Sob pressão dos socialistas europeus e do primeiro-ministro italiano Matteo Renzi, o novo presidente da Comissão Europeia, Jean-Claude Juncker, reconheceu esta semana, diante do Parlamento Europeu, que é preciso aproveitar "ao máximo" a flexibilidade permitida pelas regras orçamentais europeias.

É uma boa notícia: o centro-direita está dividido como nunca quanto à austeridade e Ângela Merkel está cada vez mais isolada.

Quatro aspectos merecem especial destaque no importante documento programático de orientação política, intitulado "um novo começo para a Europa", que Juncker apresentou esta semana no Parlamento Europeu. Em primeiro lugar, o reconhecimento, preto no branco, e logo na primeira frase do documento, da verdade elementar que por cá muitos ridiculamente se esforçam por esconder: "A Europa sofreu, nos últimos anos, a pior crise económica e financeira desde a Segunda Guerra Mundial". Depois, o anúncio de que será apresentado, nos primeiros três meses de mandato da nova Comissão, conforme era exigência dos socialistas, um plano de investimento público e privado para o crescimento e o emprego no valor de 300 mil milhões de euros nos próximos três anos.

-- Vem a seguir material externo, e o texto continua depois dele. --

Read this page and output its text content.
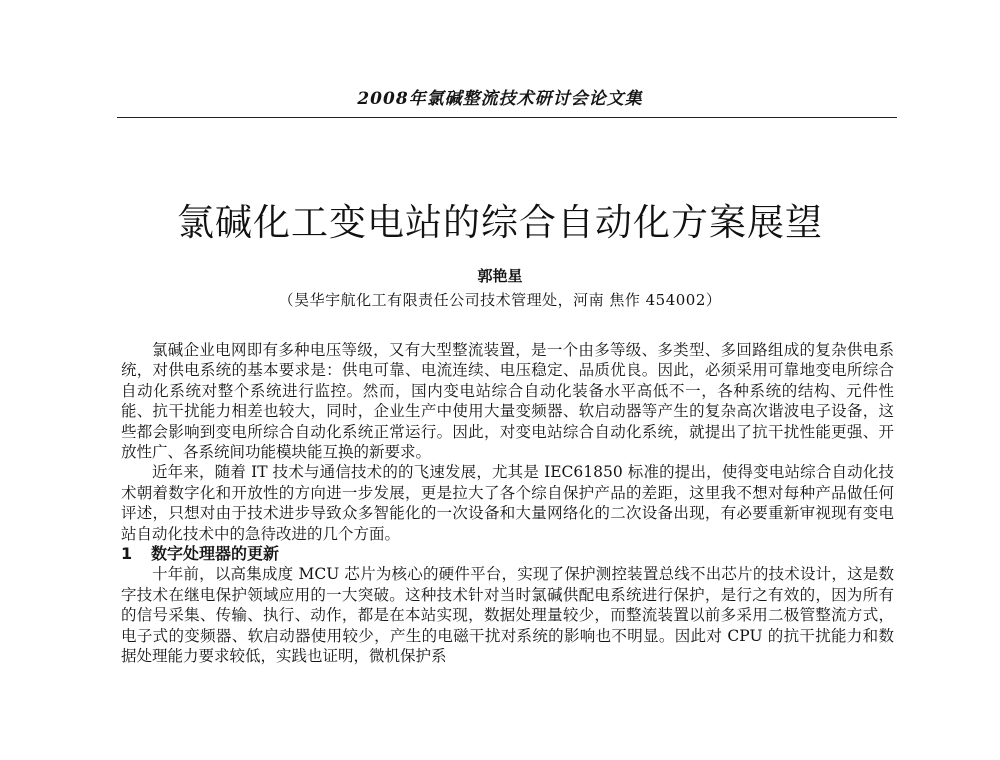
2008年氯碱整流技术研讨会论文集
氯碱化工变电站的综合自动化方案展望
郭艳星
（昊华宇航化工有限责任公司技术管理处，河南 焦作 454002）

氯碱企业电网即有多种电压等级，又有大型整流装置，是一个由多等级、多类型、多回路组成的复杂供电系统，对供电系统的基本要求是：供电可靠、电流连续、电压稳定、品质优良。因此，必须采用可靠地变电所综合自动化系统对整个系统进行监控。然而，国内变电站综合自动化装备水平高低不一，各种系统的结构、元件性能、抗干扰能力相差也较大，同时，企业生产中使用大量变频器、软启动器等产生的复杂高次谐波电子设备，这些都会影响到变电所综合自动化系统正常运行。因此，对变电站综合自动化系统，就提出了抗干扰性能更强、开放性广、各系统间功能模块能互换的新要求。

近年来，随着 IT 技术与通信技术的的飞速发展，尤其是 IEC61850 标准的提出，使得变电站综合自动化技术朝着数字化和开放性的方向进一步发展，更是拉大了各个综自保护产品的差距，这里我不想对每种产品做任何评述，只想对由于技术进步导致众多智能化的一次设备和大量网络化的二次设备出现，有必要重新审视现有变电站自动化技术中的急待改进的几个方面。

1 数字处理器的更新

十年前，以高集成度 MCU 芯片为核心的硬件平台，实现了保护测控装置总线不出芯片的技术设计，这是数字技术在继电保护领域应用的一大突破。这种技术针对当时氯碱供配电系统进行保护，是行之有效的，因为所有的信号采集、传输、执行、动作，都是在本站实现，数据处理量较少，而整流装置以前多采用二极管整流方式，电子式的变频器、软启动器使用较少，产生的电磁干扰对系统的影响也不明显。因此对 CPU 的抗干扰能力和数据处理能力要求较低，实践也证明，微机保护系
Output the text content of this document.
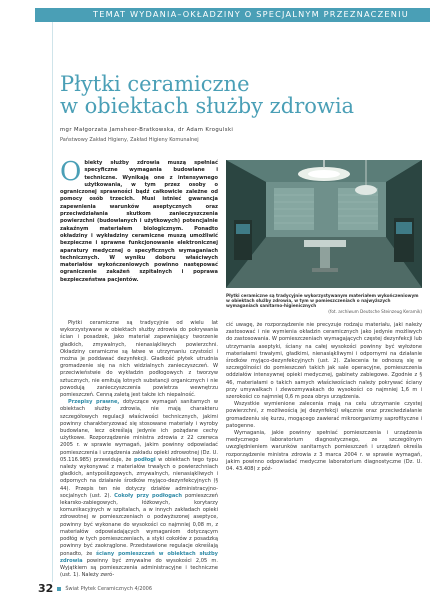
TEMAT WYDANIA–OKŁADZINY O SPECJALNYM PRZEZNACZENIU
Płytki ceramiczne
w obiektach służby zdrowia
mgr Małgorzata Jamsheer-Bratkowska, dr Adam Krogulski
Państwowy Zakład Higieny, Zakład Higieny Komunalnej
Obiekty służby zdrowia muszą spełniać specyficzne wymagania budowlane i techniczne. Wynikają one z intensywnego użytkowania, w tym przez osoby o ograniczonej sprawności bądź całkowicie zależne od pomocy osób trzecich. Musi istnieć gwarancja zapewnienia warunków aseptycznych oraz przeciwdziałania skutkom zanieczyszczenia powierzchni (budowlanych i użytkowych) potencjalnie zakaźnym materiałem biologicznym. Ponadto okładziny i wykładziny ceramiczne muszą umożliwić bezpieczne i sprawne funkcjonowanie elektronicznej aparatury medycznej o specyficznych wymaganiach technicznych. W wyniku doboru właściwych materiałów wykończeniowych powinno następować ograniczenie zakażeń szpitalnych i poprawa bezpieczeństwa pacjentów.
Płytki ceramiczne są tradycyjnie wykorzystywanym materiałem wykończeniowym w obiektach służby zdrowia, w tym w pomieszczeniach o najwyższych wymaganiach sanitarno-higienicznych
(fot. archiwum Deutsche Steinzeug Keramik)

Płytki ceramiczne są tradycyjnie od wielu lat wykorzystywane w obiektach służby zdrowia do pokrywania ścian i posadzek, jako materiał zapewniający tworzenie gładkich, zmywalnych, nienasiąkliwych powierzchni. Okładziny ceramiczne są łatwe w utrzymaniu czystości i można je poddawać dezynfekcji. Gładkość płytek utrudnia gromadzenie się na nich widzialnych zanieczyszczeń. W przeciwieństwie do wykładzin podłogowych z tworzyw sztucznych, nie emitują lotnych substancji organicznych i nie powodują zanieczyszczenia powietrza wewnętrzu pomieszczeń. Cenną zaletą jest także ich niepalność.

Przepisy prawne, dotyczące wymagań sanitarnych w obiektach służby zdrowia, nie mają charakteru szczegółowych regulacji właściwości technicznych, jakimi powinny charakteryzować się stosowane materiały i wyroby budowlane, lecz określają jedynie ich pożądane cechy użytkowe. Rozporządzenie ministra zdrowia z 22 czerwca 2005 r. w sprawie wymagań, jakim powinny odpowiadać pomieszczenia i urządzenia zakładu opieki zdrowotnej (Dz. U. 05.116.985) przewiduje, że podłogi w obiektach tego typu należy wykonywać z materiałów trwałych o powierzchniach gładkich, antypoślizgowych, zmywalnych, nienasiąkliwych i odpornych na działanie środków myjąco-dezynfekcyjnych (§ 44). Przepis ten nie dotyczy działów administracyjno-socjalnych (ust. 2). Cokoły przy podłogach pomieszczeń lekarsko-zabiegowych, łóżkowych, korytarzy komunikacyjnych w szpitalach, a w innych zakładach opieki zdrowotnej w pomieszczeniach o podwyższonej aseptyce, powinny być wykonane do wysokości co najmniej 0,08 m, z materiałów odpowiadających wymaganiom dotyczącym podłóg w tych pomieszczeniach, a styki cokołów z posadzką powinny być zaokrąglone. Przedstawione regulacje określają ponadto, że ściany pomieszczeń w obiektach służby zdrowia powinny być zmywalne do wysokości 2,05 m. Wyjątkiem są pomieszczenia administracyjne i techniczne (ust. 1). Należy zwró-

cić uwagę, że rozporządzenie nie precyzuje rodzaju materiału, jaki należy zastosować i nie wymienia okładzin ceramicznych jako jedynie możliwych do zastosowania. W pomieszczeniach wymagających częstej dezynfekcji lub utrzymania aseptyki, ściany na całej wysokości powinny być wyłożone materiałami trwałymi, gładkimi, nienasiąkliwymi i odpornymi na działanie środków myjąco-dezynfekcyjnych (ust. 2). Zalecenia te odnoszą się w szczególności do pomieszczeń takich jak sale operacyjne, pomieszczenia oddziałów intensywnej opieki medycznej, gabinety zabiegowe. Zgodnie z § 46, materiałami o takich samych właściwościach należy pokrywać ściany przy umywalkach i zlewozmywakach do wysokości co najmniej 1,6 m i szerokości co najmniej 0,6 m poza obrys urządzenia.

Wszystkie wymienione zalecenia mają na celu utrzymanie czystej powierzchni, z możliwością jej dezynfekcji włącznie oraz przeciwdziałanie gromadzeniu się kurzu, mogącego zawierać mikroorganizmy saprofityczne i patogenne.

Wymagania, jakie powinny spełniać pomieszczenia i urządzenia medycznego laboratorium diagnostycznego, ze szczególnym uwzględnieniem warunków sanitarnych pomieszczeń i urządzeń określa rozporządzenie ministra zdrowia z 3 marca 2004 r. w sprawie wymagań, jakim powinno odpowiadać medyczne laboratorium diagnostyczne (Dz. U. 04. 43.408) z póź-

32 Świat Płytek Ceramicznych 4/2006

Em terceiro lugar, a identificação de um conjunto certeiro de prioridades de investimento (que não podem deixar de fazer lembrar o nosso Plano Tecnológico, lamentavelmente interrompido pelo Governo actual): educação, investigação e inovação; novas tecnologias; redes de banda larga e mercado único digital; redes de energia, energias renováveis e eficiência energética; infra-estruturas de transporte; sectores industriais estratégicos e combate à burocracia. Finalmente, como acima referido, o anúncio de que serão divulgadas "orientações concretas" no sentido de aproveitar "ao máximo" (sic) a flexibilidade permitida pelas regras do Pacto de Estabilidade e Crescimento, de modo a favorecer a "utilização dos orçamentos nacionais a favor do crescimento e do investimento".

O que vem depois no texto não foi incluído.